Column

Mungkinkah Mengukur Kebahagiaan?

Mungkinkah Mengukur Kebahagiaan?

oleh: Arvan Pradiansyah

Happiness inspirer

dan penulis buku

I Love Monday.

Mungkinkah kita mengukur kebahagiaan (happiness)? Pertanyaan ini termasuk yang paling sering ditanyakan kepada saya dalam berbagai forum dan diskusi para eksekutif mengenai kebahagiaan. Jawabannya tentu saja bisa, bahkan harus. Kalau kita tidak bisa mengukur sesuatu bagaimana kita dapat meningkatkannya? Pengukuran diperlukan dalam rangka peningkatan. Apalagi ini berkaitan dengan kebahagiaan yang menjadi jantung kehidupan itu sendiri.

Arvan Pradiansyah

Arvan Pradiansyah

Namun seperti yang terjadi dalam ilmu sosial yang lain, pengukuran kebahagiaan tentu saja berarti menguantifikasikan sesuatu yang kualitatif. Ini sangat berbeda dari pengukuran dalam ilmu alam yang objektif dan kuantitatif. Manusia adalah makhluk yang bukan hanya rasional tetapi juga emosional, karena itu pendapat dan persepsi manusia akan sangat dipengaruhi oleh situasi dan kondisi emosinya saat ini. Ketika seseorang senang dan berbahagia bisa jadi ia melihat hidup ini lebih indah dan karenanya cenderung memberikan penilaian yang positif. Sebaliknya, ketika sedang dalam kondisi yang kurang menyenangkan, maka ia cenderung memberikan penilaian yang negatif. Jangankan kondisi hidup yang serba sulit, bahkan sakit gigi pun bisa memengaruhi penilaian kita.

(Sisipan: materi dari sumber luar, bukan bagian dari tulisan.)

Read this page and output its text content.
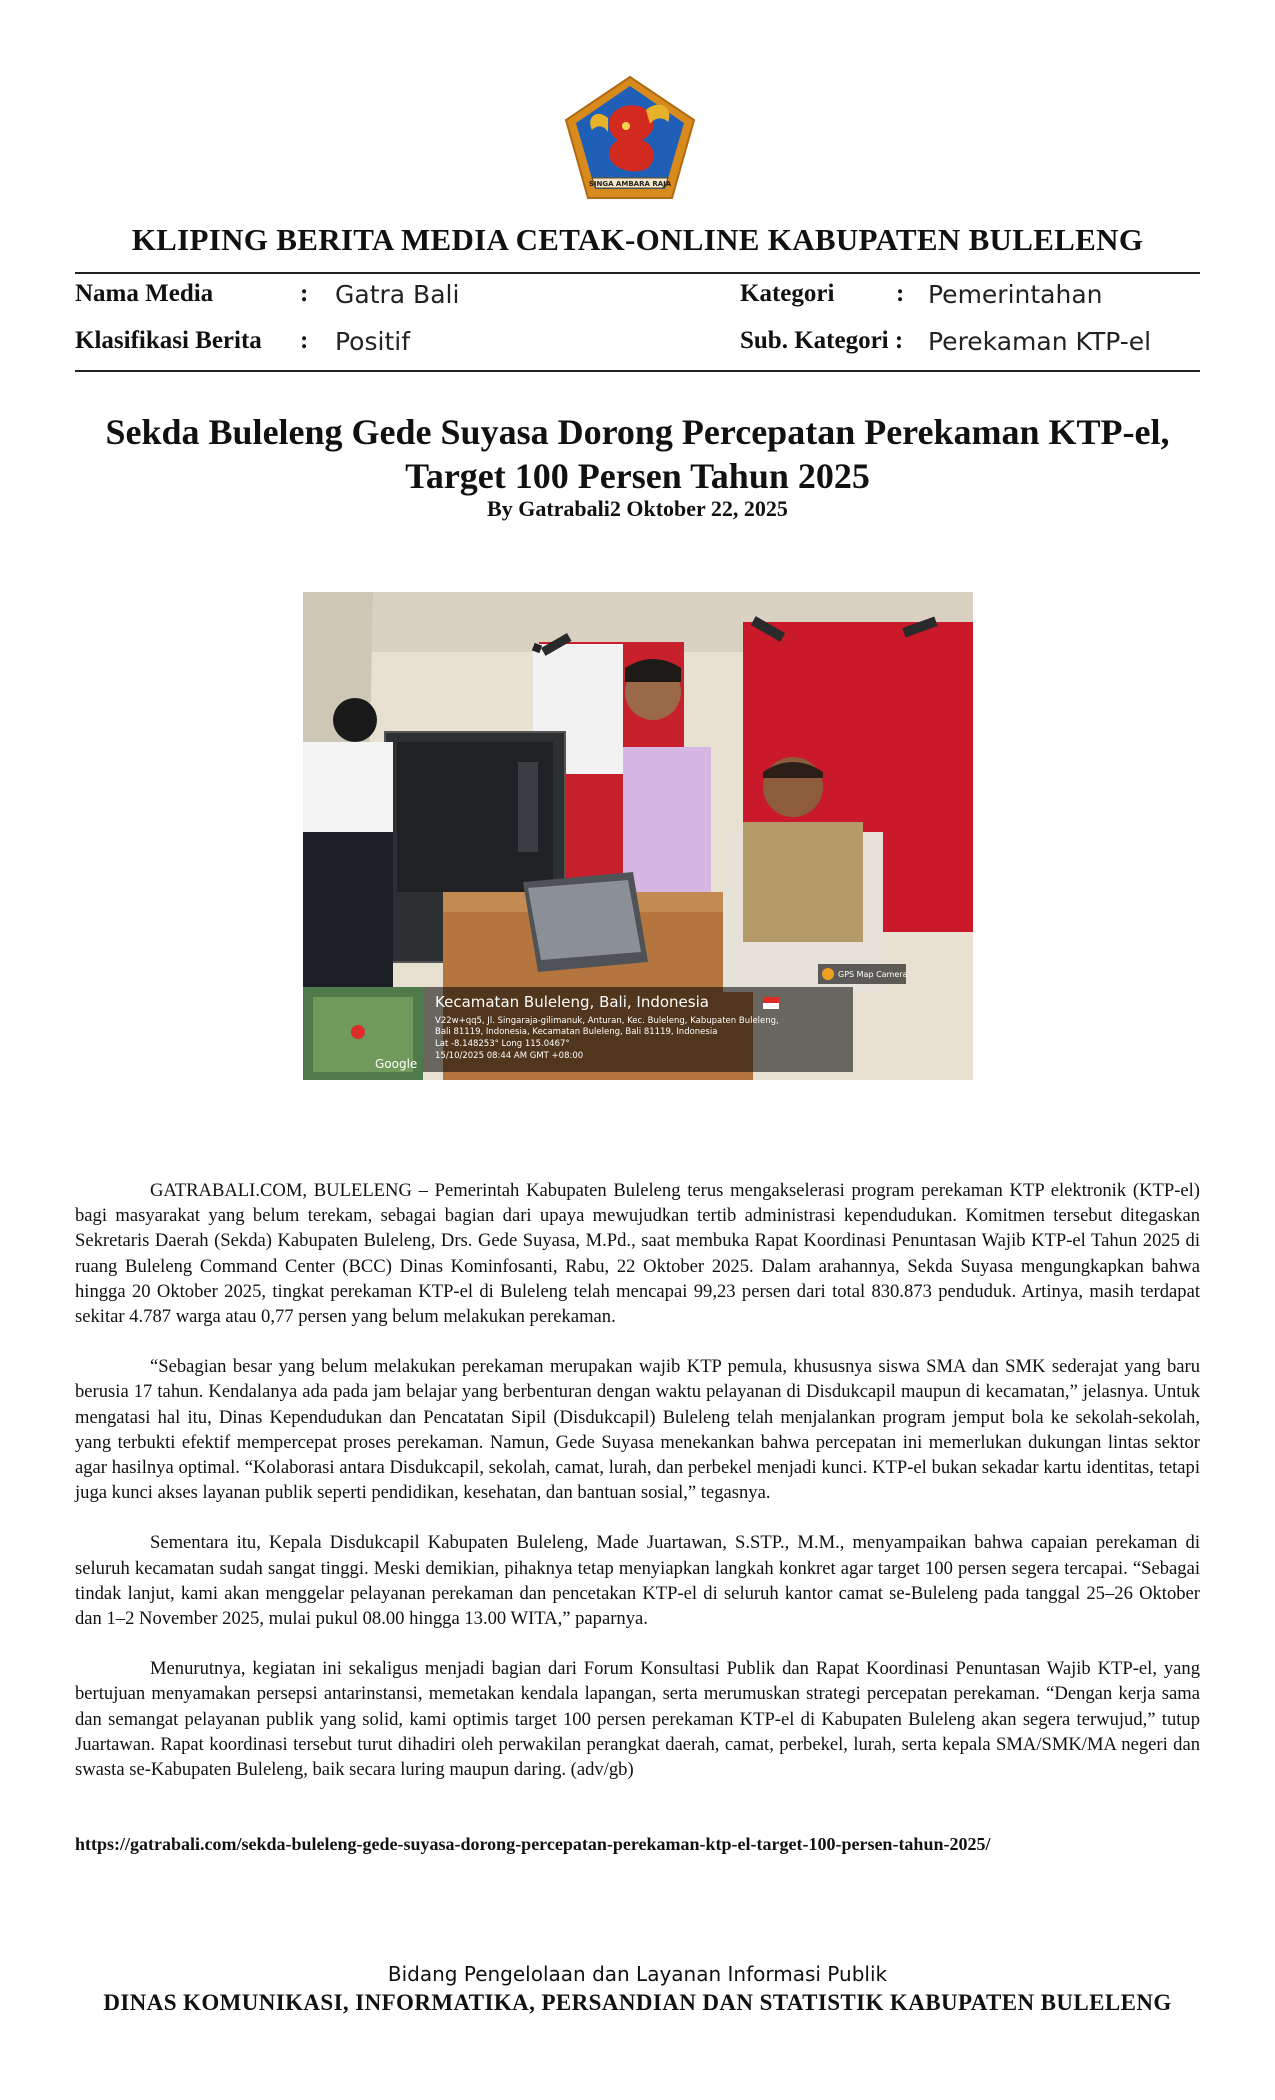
SINGA AMBARA RAJA
KLIPING BERITA MEDIA CETAK-ONLINE KABUPATEN BULELENG
Nama Media	: Gatra Bali	Kategori : Pemerintahan
Klasifikasi Berita : Positif	Sub. Kategori : Perekaman KTP-el
Sekda Buleleng Gede Suyasa Dorong Percepatan Perekaman KTP-el,
Target 100 Persen Tahun 2025
By Gatrabali2 Oktober 22, 2025
Google
Kecamatan Buleleng, Bali, Indonesia
V22w+qq5, Jl. Singaraja-gilimanuk, Anturan, Kec. Buleleng, Kabupaten Buleleng,
Bali 81119, Indonesia, Kecamatan Buleleng, Bali 81119, Indonesia
Lat -8.148253° Long 115.0467°
15/10/2025 08:44 AM GMT +08:00
GPS Map Camera

GATRABALI.COM, BULELENG – Pemerintah Kabupaten Buleleng terus mengakselerasi program perekaman KTP elektronik (KTP-el) bagi masyarakat yang belum terekam, sebagai bagian dari upaya mewujudkan tertib administrasi kependudukan. Komitmen tersebut ditegaskan Sekretaris Daerah (Sekda) Kabupaten Buleleng, Drs. Gede Suyasa, M.Pd., saat membuka Rapat Koordinasi Penuntasan Wajib KTP-el Tahun 2025 di ruang Buleleng Command Center (BCC) Dinas Kominfosanti, Rabu, 22 Oktober 2025. Dalam arahannya, Sekda Suyasa mengungkapkan bahwa hingga 20 Oktober 2025, tingkat perekaman KTP-el di Buleleng telah mencapai 99,23 persen dari total 830.873 penduduk. Artinya, masih terdapat sekitar 4.787 warga atau 0,77 persen yang belum melakukan perekaman.

“Sebagian besar yang belum melakukan perekaman merupakan wajib KTP pemula, khususnya siswa SMA dan SMK sederajat yang baru berusia 17 tahun. Kendalanya ada pada jam belajar yang berbenturan dengan waktu pelayanan di Disdukcapil maupun di kecamatan,” jelasnya. Untuk mengatasi hal itu, Dinas Kependudukan dan Pencatatan Sipil (Disdukcapil) Buleleng telah menjalankan program jemput bola ke sekolah-sekolah, yang terbukti efektif mempercepat proses perekaman. Namun, Gede Suyasa menekankan bahwa percepatan ini memerlukan dukungan lintas sektor agar hasilnya optimal. “Kolaborasi antara Disdukcapil, sekolah, camat, lurah, dan perbekel menjadi kunci. KTP-el bukan sekadar kartu identitas, tetapi juga kunci akses layanan publik seperti pendidikan, kesehatan, dan bantuan sosial,” tegasnya.

Sementara itu, Kepala Disdukcapil Kabupaten Buleleng, Made Juartawan, S.STP., M.M., menyampaikan bahwa capaian perekaman di seluruh kecamatan sudah sangat tinggi. Meski demikian, pihaknya tetap menyiapkan langkah konkret agar target 100 persen segera tercapai. “Sebagai tindak lanjut, kami akan menggelar pelayanan perekaman dan pencetakan KTP-el di seluruh kantor camat se-Buleleng pada tanggal 25–26 Oktober dan 1–2 November 2025, mulai pukul 08.00 hingga 13.00 WITA,” paparnya.

Menurutnya, kegiatan ini sekaligus menjadi bagian dari Forum Konsultasi Publik dan Rapat Koordinasi Penuntasan Wajib KTP-el, yang bertujuan menyamakan persepsi antarinstansi, memetakan kendala lapangan, serta merumuskan strategi percepatan perekaman. “Dengan kerja sama dan semangat pelayanan publik yang solid, kami optimis target 100 persen perekaman KTP-el di Kabupaten Buleleng akan segera terwujud,” tutup Juartawan. Rapat koordinasi tersebut turut dihadiri oleh perwakilan perangkat daerah, camat, perbekel, lurah, serta kepala SMA/SMK/MA negeri dan swasta se-Kabupaten Buleleng, baik secara luring maupun daring. (adv/gb)

https://gatrabali.com/sekda-buleleng-gede-suyasa-dorong-percepatan-perekaman-ktp-el-target-100-persen-tahun-2025/
Bidang Pengelolaan dan Layanan Informasi Publik
DINAS KOMUNIKASI, INFORMATIKA, PERSANDIAN DAN STATISTIK KABUPATEN BULELENG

Pakar kebahagiaan dari Den Haag, Ruut Veenhoven membuktikan apa yang saya sampaikan tersebut. Paling tidak ada tiga temuan Veenhoven yang menarik selama bertahun-tahun melakukan penelitian mengenai kebahagiaan. Pertama, manusia senantiasa ingin terlihat bahagia, karena itu ketika seseorang ditanya mengenai tingkat kebahagiaannya, ia cenderung memberikan nilai yang tinggi dan jauh di atas nilai yang sebenarnya. Veenhoven menunjukkan bukti bahwa responden yang mengisi kuesioner dan mengirimkannya lewat pos cenderung menuliskan tingkat kebahagiaan yang lebih rendah daripada mereka yang menjawab pertanyaan dalam wawancara langsung dengan peneliti.

Temuan kedua Veenhoven, ternyata para responden cenderung berbicara lebih jujur ketika berhadapan dengan pewawancara yang berjenis kelamin sama. Temuan ini sungguh menarik karena ternyata ketika menghadapi pewawancara yang berjenis kelamin berbeda, para responden cenderung tidak berbicara yang sesungguhnya mengenai tingkat kebahagiaan mereka melainkan melebih-lebihkannya. Intinya mereka ingin terlihat bahagia, karena kebahagiaan itu menarik dan seksi.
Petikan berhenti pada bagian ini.